Tego nie wiem, więc Ci nie odpowiem. Spekuluję, iż w ten sposób wybrnęli z sytuacji. Oprócz tej kaucji ma jeszcze areszt domowy, więc kto ich tam wie... Już dawno przestałam doszukiwać się jakiejkolwiek logiki w PLL. ;) Lecz ciągle uwielbiam, bo teraz serial mnie na równi straszy, jak i bawi. :)
Po paru minutach okazało się, że trzeba zapłacić TYLKo 10% z tej kaucji. Nie znam się na prawie karnym USA, więc nie rozumiem, po co kaucja wynosi tyle a tyle, a trzeba zapłacić tylko 10%. Ale niech im będzie :P
Sama to już kompletnie przestałam nawet próbować doszukiwać się logiki w serialu i starać się domyślić, kto jest kim, etc. Oglądam, bo jak zaczęłam, to już skończę, a odcinki same lecą... Jakoś wciąga, momentami tylko człowiek ma ochotę palnąć Hannę w łeb :)
Zgadzam się kompletnie! Zawsze Hannę lubiłam najbardziej, a najmniej Spence. Ale w tym sezonie zdecydowanie Spencer wygrywa. :)
Moim zdaniem był to jeden z najlepszych odcinków PLL, o ile nie najlepszy. Zastanawiam się czy to nie jest tak, że Mona rzeczywiście zabiła Wildena, a postanowiła się przyznać dopiero teraz, gdy zobaczyła, że Hanna chcę się poświęcić.

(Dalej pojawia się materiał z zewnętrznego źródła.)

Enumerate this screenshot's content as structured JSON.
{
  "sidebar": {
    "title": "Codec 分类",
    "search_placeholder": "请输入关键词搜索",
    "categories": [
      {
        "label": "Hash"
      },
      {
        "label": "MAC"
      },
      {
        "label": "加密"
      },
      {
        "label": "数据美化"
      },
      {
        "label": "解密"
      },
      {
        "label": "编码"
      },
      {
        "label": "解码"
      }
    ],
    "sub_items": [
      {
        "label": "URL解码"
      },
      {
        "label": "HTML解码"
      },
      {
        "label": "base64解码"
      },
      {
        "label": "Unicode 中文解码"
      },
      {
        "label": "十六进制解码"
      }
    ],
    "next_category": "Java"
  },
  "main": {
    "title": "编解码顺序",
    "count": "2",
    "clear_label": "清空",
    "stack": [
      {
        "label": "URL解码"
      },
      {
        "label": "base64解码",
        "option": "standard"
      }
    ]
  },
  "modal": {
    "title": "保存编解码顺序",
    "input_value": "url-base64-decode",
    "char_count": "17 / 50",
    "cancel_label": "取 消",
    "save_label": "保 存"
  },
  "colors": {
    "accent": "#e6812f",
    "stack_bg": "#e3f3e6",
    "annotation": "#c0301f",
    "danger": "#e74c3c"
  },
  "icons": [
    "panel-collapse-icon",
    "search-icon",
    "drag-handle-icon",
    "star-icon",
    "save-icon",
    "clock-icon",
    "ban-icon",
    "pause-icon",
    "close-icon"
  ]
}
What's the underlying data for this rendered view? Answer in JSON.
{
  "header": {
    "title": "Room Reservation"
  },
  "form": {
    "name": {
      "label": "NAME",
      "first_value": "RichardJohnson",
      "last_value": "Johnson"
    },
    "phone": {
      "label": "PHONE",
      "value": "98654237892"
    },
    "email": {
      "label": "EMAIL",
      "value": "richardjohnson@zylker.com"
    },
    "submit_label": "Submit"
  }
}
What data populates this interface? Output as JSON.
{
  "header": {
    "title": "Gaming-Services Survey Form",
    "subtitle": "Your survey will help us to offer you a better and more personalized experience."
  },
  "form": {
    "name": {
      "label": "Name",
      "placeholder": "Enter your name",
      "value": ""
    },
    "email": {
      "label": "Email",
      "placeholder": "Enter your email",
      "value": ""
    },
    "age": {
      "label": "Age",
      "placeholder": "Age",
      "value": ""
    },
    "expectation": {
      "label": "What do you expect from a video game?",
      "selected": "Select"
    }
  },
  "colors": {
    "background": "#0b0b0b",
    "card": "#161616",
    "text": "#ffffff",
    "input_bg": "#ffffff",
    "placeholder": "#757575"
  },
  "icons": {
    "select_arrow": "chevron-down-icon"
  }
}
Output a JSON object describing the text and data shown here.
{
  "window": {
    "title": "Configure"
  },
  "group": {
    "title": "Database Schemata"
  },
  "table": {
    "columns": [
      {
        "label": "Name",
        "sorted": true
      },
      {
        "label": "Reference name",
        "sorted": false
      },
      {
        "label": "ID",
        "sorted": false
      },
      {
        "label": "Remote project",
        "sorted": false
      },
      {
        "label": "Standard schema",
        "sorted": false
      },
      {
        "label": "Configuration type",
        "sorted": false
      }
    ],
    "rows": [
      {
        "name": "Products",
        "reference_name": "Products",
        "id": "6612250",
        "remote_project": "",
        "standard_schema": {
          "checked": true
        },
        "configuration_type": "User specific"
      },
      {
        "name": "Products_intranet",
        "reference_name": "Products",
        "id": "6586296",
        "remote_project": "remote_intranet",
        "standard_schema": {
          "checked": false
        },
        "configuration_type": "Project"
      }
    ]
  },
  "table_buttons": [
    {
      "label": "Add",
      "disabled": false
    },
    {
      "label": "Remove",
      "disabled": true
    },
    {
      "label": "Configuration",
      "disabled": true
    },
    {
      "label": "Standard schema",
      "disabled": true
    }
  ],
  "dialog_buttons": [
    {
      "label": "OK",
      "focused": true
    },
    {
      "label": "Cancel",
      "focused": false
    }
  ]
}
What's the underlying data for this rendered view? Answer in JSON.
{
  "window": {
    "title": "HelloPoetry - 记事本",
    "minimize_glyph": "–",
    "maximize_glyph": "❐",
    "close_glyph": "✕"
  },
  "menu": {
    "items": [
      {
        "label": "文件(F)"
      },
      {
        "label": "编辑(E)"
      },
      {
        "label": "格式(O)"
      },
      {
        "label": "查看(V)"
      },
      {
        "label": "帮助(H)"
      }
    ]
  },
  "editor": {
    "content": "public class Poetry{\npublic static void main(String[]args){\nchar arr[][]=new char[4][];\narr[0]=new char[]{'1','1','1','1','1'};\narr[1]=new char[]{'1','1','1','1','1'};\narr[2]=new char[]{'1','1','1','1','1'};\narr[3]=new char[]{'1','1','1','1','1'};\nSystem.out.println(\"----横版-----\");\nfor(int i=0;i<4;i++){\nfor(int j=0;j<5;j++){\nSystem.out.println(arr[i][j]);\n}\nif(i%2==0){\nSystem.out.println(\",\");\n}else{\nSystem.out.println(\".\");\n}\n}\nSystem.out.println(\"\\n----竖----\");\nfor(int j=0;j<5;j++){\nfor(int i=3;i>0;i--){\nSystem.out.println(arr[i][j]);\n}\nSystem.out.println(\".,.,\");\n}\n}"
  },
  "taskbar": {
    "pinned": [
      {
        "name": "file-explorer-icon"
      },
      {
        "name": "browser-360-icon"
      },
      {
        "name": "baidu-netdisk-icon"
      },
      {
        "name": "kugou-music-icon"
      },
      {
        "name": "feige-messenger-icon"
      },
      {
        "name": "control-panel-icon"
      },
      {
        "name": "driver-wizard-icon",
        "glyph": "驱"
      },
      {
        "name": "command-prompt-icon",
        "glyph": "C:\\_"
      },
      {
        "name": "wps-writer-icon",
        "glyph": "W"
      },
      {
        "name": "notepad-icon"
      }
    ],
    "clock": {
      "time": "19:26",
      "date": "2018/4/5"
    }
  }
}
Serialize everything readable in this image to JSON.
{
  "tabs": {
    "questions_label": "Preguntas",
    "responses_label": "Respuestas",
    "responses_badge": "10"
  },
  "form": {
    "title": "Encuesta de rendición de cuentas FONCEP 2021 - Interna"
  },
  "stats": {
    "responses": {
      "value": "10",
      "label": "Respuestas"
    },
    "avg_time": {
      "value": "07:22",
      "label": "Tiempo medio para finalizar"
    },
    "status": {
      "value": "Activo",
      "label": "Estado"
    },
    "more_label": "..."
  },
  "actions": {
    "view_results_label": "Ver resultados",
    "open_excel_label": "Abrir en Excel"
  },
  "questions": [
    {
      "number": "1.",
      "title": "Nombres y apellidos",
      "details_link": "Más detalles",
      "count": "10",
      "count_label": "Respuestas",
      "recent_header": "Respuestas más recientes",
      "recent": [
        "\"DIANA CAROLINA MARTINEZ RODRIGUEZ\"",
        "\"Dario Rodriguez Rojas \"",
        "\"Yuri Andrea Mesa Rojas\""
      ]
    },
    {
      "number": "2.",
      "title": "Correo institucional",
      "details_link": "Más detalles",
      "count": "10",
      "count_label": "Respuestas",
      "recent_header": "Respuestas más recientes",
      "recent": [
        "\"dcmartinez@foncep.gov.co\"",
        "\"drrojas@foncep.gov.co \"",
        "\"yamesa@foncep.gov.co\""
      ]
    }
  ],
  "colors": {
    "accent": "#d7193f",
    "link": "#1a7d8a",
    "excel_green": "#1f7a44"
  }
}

cieszę sie z twojej opinii ..ostatni odcinek dla mnie był super wiec jak ty piszesz że ten jest najlepszy to musi coś w tym byc ....tylko trzeba czekac na napiski :D
A czy ktoś mógłby mi wytłumaczyć te wiercenie otworów w podłodze? bo trochenie obczaiłam o co chodzi :/
Pewnie będzie chciał/a podgladac życie jednej z klamczuch Hahaha ale trochę jakoś późno na to wpadł
Ale tak naprawdę jeśli to prawda to kurczy niech jeszcze im zainstaluje kamery w toalecie Hahaha
:P
Dla mnie to też zagadka ;) Nigdy nie ogarniałem całych sekwencji "Dzień z życia A".0
Na początku myślałem,że to wszystko dzieje się w motelu ale piwnica w motelu?;d
Wydaje mi się, że to hotel motelowy Emily i jej mamy - nie będą w domu przecież, a A na pewno w każdym z domów kłamczuch ma pozakładane podsłuchy i inne zabawki. Skoro Emily będzie teraz w motelu, warto się tam zainstalować z całym sprzętem :)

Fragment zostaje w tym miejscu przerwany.